Last night I finished the novel Dark Secret by Edward Lerner. It was serialized in the magazine Analog Science Fiction and Science Fact issues April, May, June, and July/August of 2013. Yes, I’m six years behind in my reading.
I enjoy science fiction, though a great deal of what I see in bookstores this days focuses on some sort of epic battle between this civilization and that one or is really fantasy. Even with that enjoyment I rarely discuss those stories in this blog unless there is a particular reason. And there is.
A spaceship of six adults – Captain Dana, Blake and wife Rikki, Carlos, Antonio, and Li – and a cargo bay full of thousands of human embryos heads out to establish a new human colony on a planet outside the solar system (I won’t go into reasons why). The nature of the story becomes apparent before they reach the new world – Li aims to go full-on supremacist.
The first glimpses are when Li suggests philosophers for the captain and others to read. All of them tout a strong respect for authority. One of those philosophers was Confucius. Of course, I’ve heard of him, but didn’t know he supported submitting to authority. The aim of each of these writers is to teach that authoritarian ways are the natural order and one should properly fit into this order and its social hierarchy.
Li’s quest for power is a lot more subtle and manipulative than I’m used to seeing out of the current GOP. Over the last few years what the nasty guy and the GOP have been doing are easy to spot (unless you like what they’re doing). It has been a blatant power grab, nothing subtle about it. Then again, the current GOP has been dancing to the tune of Vladimir Putin, and his ways really are subtle and manipulative.
Once the artificial wombs start turning embryos into children Li’s full plan is laid out. She wants all these children, eventually thousands, to grow up understanding that they are to treat Li as their queen and that is the natural way of things. One way Li does this is to imprint her face in the minds of the little ones along with good things and associate the faces of the rest of the adults, other than Carlos, with bad things like snakes. These other adults don’t understand why the children are scared of them. Another thing Li does is create a mythology around their arrival on the new planet, similar to Noah’s Ark, with herself as God’s Messenger.

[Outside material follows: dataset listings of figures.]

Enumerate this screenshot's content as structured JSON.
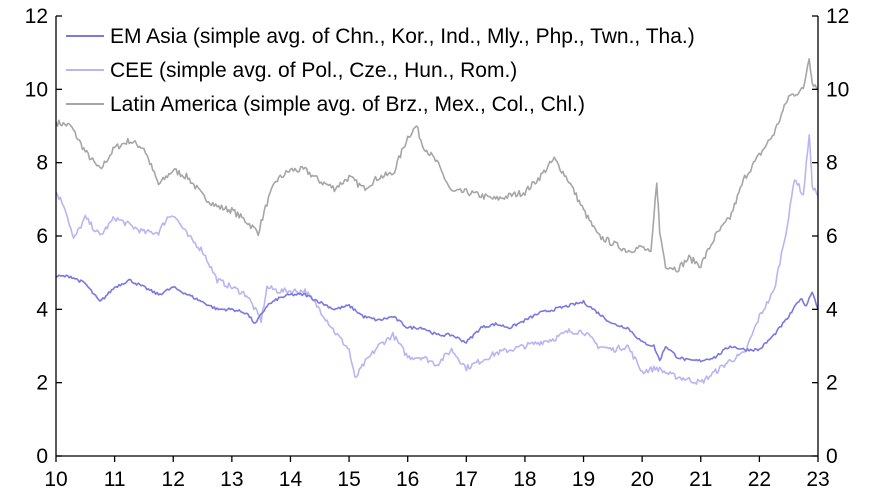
{
  "colors": {
    "em_asia": "#7a78e0",
    "cee": "#b8b6f2",
    "latam": "#a6a6a6",
    "axis": "#000000",
    "background": "#ffffff"
  },
  "chart_data": {
    "type": "line",
    "title": "",
    "xlabel": "",
    "ylabel": "",
    "xlim": [
      10,
      23
    ],
    "ylim": [
      0,
      12
    ],
    "y2lim": [
      0,
      12
    ],
    "x_ticks": [
      10,
      11,
      12,
      13,
      14,
      15,
      16,
      17,
      18,
      19,
      20,
      21,
      22,
      23
    ],
    "x_tick_labels": [
      "10",
      "11",
      "12",
      "13",
      "14",
      "15",
      "16",
      "17",
      "18",
      "19",
      "20",
      "21",
      "22",
      "23"
    ],
    "y_ticks": [
      0,
      2,
      4,
      6,
      8,
      10,
      12
    ],
    "y_tick_labels": [
      "0",
      "2",
      "4",
      "6",
      "8",
      "10",
      "12"
    ],
    "grid": false,
    "legend_position": "top-left",
    "series": [
      {
        "key": "em_asia",
        "name": "EM Asia (simple avg. of Chn., Kor., Ind., Mly., Php., Twn., Tha.)",
        "color": "#7a78e0",
        "x": [
          10.0,
          10.25,
          10.5,
          10.75,
          11.0,
          11.25,
          11.5,
          11.75,
          12.0,
          12.25,
          12.5,
          12.75,
          13.0,
          13.25,
          13.4,
          13.6,
          13.8,
          14.0,
          14.25,
          14.5,
          14.75,
          15.0,
          15.25,
          15.5,
          15.75,
          16.0,
          16.25,
          16.5,
          16.75,
          17.0,
          17.25,
          17.5,
          17.75,
          18.0,
          18.25,
          18.5,
          18.75,
          19.0,
          19.25,
          19.5,
          19.75,
          20.0,
          20.2,
          20.3,
          20.4,
          20.6,
          20.8,
          21.0,
          21.25,
          21.5,
          21.75,
          22.0,
          22.25,
          22.5,
          22.7,
          22.8,
          22.9,
          23.0
        ],
        "y": [
          4.9,
          4.9,
          4.7,
          4.2,
          4.6,
          4.8,
          4.6,
          4.4,
          4.6,
          4.4,
          4.2,
          4.0,
          4.0,
          3.9,
          3.6,
          4.1,
          4.3,
          4.4,
          4.4,
          4.2,
          4.0,
          4.1,
          3.8,
          3.7,
          3.8,
          3.5,
          3.5,
          3.3,
          3.3,
          3.1,
          3.5,
          3.6,
          3.5,
          3.7,
          3.9,
          4.0,
          4.1,
          4.2,
          3.9,
          3.6,
          3.5,
          3.1,
          3.0,
          2.6,
          3.0,
          2.7,
          2.6,
          2.6,
          2.7,
          3.0,
          2.9,
          2.9,
          3.3,
          3.8,
          4.3,
          4.1,
          4.5,
          4.0
        ]
      },
      {
        "key": "cee",
        "name": "CEE (simple avg. of Pol., Cze., Hun., Rom.)",
        "color": "#b8b6f2",
        "x": [
          10.0,
          10.15,
          10.3,
          10.5,
          10.75,
          11.0,
          11.25,
          11.5,
          11.75,
          11.9,
          12.0,
          12.25,
          12.5,
          12.75,
          13.0,
          13.25,
          13.5,
          13.6,
          13.8,
          14.0,
          14.25,
          14.5,
          14.75,
          15.0,
          15.1,
          15.25,
          15.5,
          15.75,
          16.0,
          16.25,
          16.5,
          16.75,
          17.0,
          17.25,
          17.5,
          17.75,
          18.0,
          18.25,
          18.5,
          18.75,
          19.0,
          19.25,
          19.5,
          19.75,
          20.0,
          20.25,
          20.5,
          20.75,
          21.0,
          21.25,
          21.5,
          21.75,
          22.0,
          22.25,
          22.5,
          22.6,
          22.75,
          22.85,
          22.9,
          23.0
        ],
        "y": [
          7.2,
          6.8,
          5.9,
          6.5,
          6.0,
          6.5,
          6.3,
          6.1,
          6.1,
          6.5,
          6.6,
          6.0,
          5.6,
          4.8,
          4.6,
          4.4,
          3.7,
          4.6,
          4.5,
          4.5,
          4.5,
          4.0,
          3.4,
          2.9,
          2.1,
          2.5,
          3.0,
          3.3,
          2.7,
          2.7,
          2.5,
          2.9,
          2.4,
          2.6,
          2.8,
          2.9,
          3.0,
          3.1,
          3.2,
          3.4,
          3.4,
          3.0,
          2.9,
          3.0,
          2.3,
          2.4,
          2.2,
          2.1,
          2.0,
          2.3,
          2.6,
          2.8,
          3.8,
          4.5,
          6.5,
          7.6,
          7.1,
          8.8,
          7.4,
          7.1
        ]
      },
      {
        "key": "latam",
        "name": "Latin America (simple avg. of Brz., Mex., Col., Chl.)",
        "color": "#a6a6a6",
        "x": [
          10.0,
          10.25,
          10.5,
          10.75,
          11.0,
          11.25,
          11.5,
          11.75,
          12.0,
          12.25,
          12.5,
          12.75,
          13.0,
          13.25,
          13.45,
          13.6,
          13.75,
          14.0,
          14.25,
          14.5,
          14.75,
          15.0,
          15.25,
          15.5,
          15.75,
          16.0,
          16.15,
          16.25,
          16.5,
          16.75,
          17.0,
          17.25,
          17.5,
          17.75,
          18.0,
          18.25,
          18.5,
          18.75,
          19.0,
          19.25,
          19.5,
          19.75,
          20.0,
          20.15,
          20.25,
          20.3,
          20.4,
          20.6,
          20.8,
          21.0,
          21.25,
          21.5,
          21.75,
          22.0,
          22.25,
          22.5,
          22.75,
          22.85,
          22.9,
          23.0
        ],
        "y": [
          9.1,
          9.0,
          8.3,
          7.8,
          8.4,
          8.6,
          8.4,
          7.4,
          7.8,
          7.6,
          7.1,
          6.8,
          6.7,
          6.4,
          6.1,
          6.9,
          7.5,
          7.8,
          7.8,
          7.5,
          7.3,
          7.6,
          7.3,
          7.6,
          7.7,
          8.7,
          9.0,
          8.5,
          8.0,
          7.2,
          7.2,
          7.1,
          7.0,
          7.1,
          7.2,
          7.6,
          8.1,
          7.5,
          6.7,
          6.0,
          5.8,
          5.6,
          5.7,
          5.5,
          7.5,
          6.1,
          5.2,
          5.1,
          5.4,
          5.2,
          6.0,
          6.5,
          7.6,
          8.2,
          8.8,
          9.8,
          10.0,
          10.9,
          10.2,
          10.0
        ]
      }
    ]
  }
}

When the other adults refuse to turn all child care duties to Li she engineers a coup – do what I say or I destroy the embryos and children. These other adults are labeled evil and banished from the children’s compound. Eventually, a child who is a bit too questioning is also banished.

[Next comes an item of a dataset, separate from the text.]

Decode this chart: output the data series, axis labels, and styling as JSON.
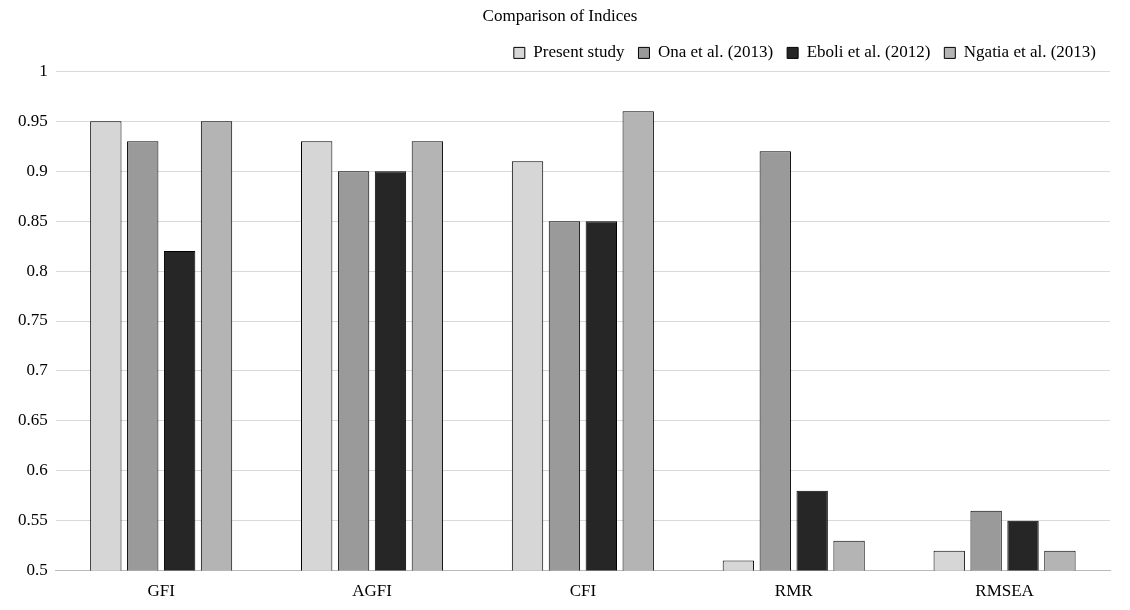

Spoiler alert: Li’s reign is eventually brought to an end (though I thought it took too many years for people to act). Through that point Li’s actions as a supremacist are pretty much true to form. But in the epilogue chapter I thought the author did not get it right. Considering how deeply those children had been imprinted they would have to deal with a lot of trauma of suddenly having to live without their primary caretaker and among the people they had been taught were evil. That trauma wasn’t mentioned.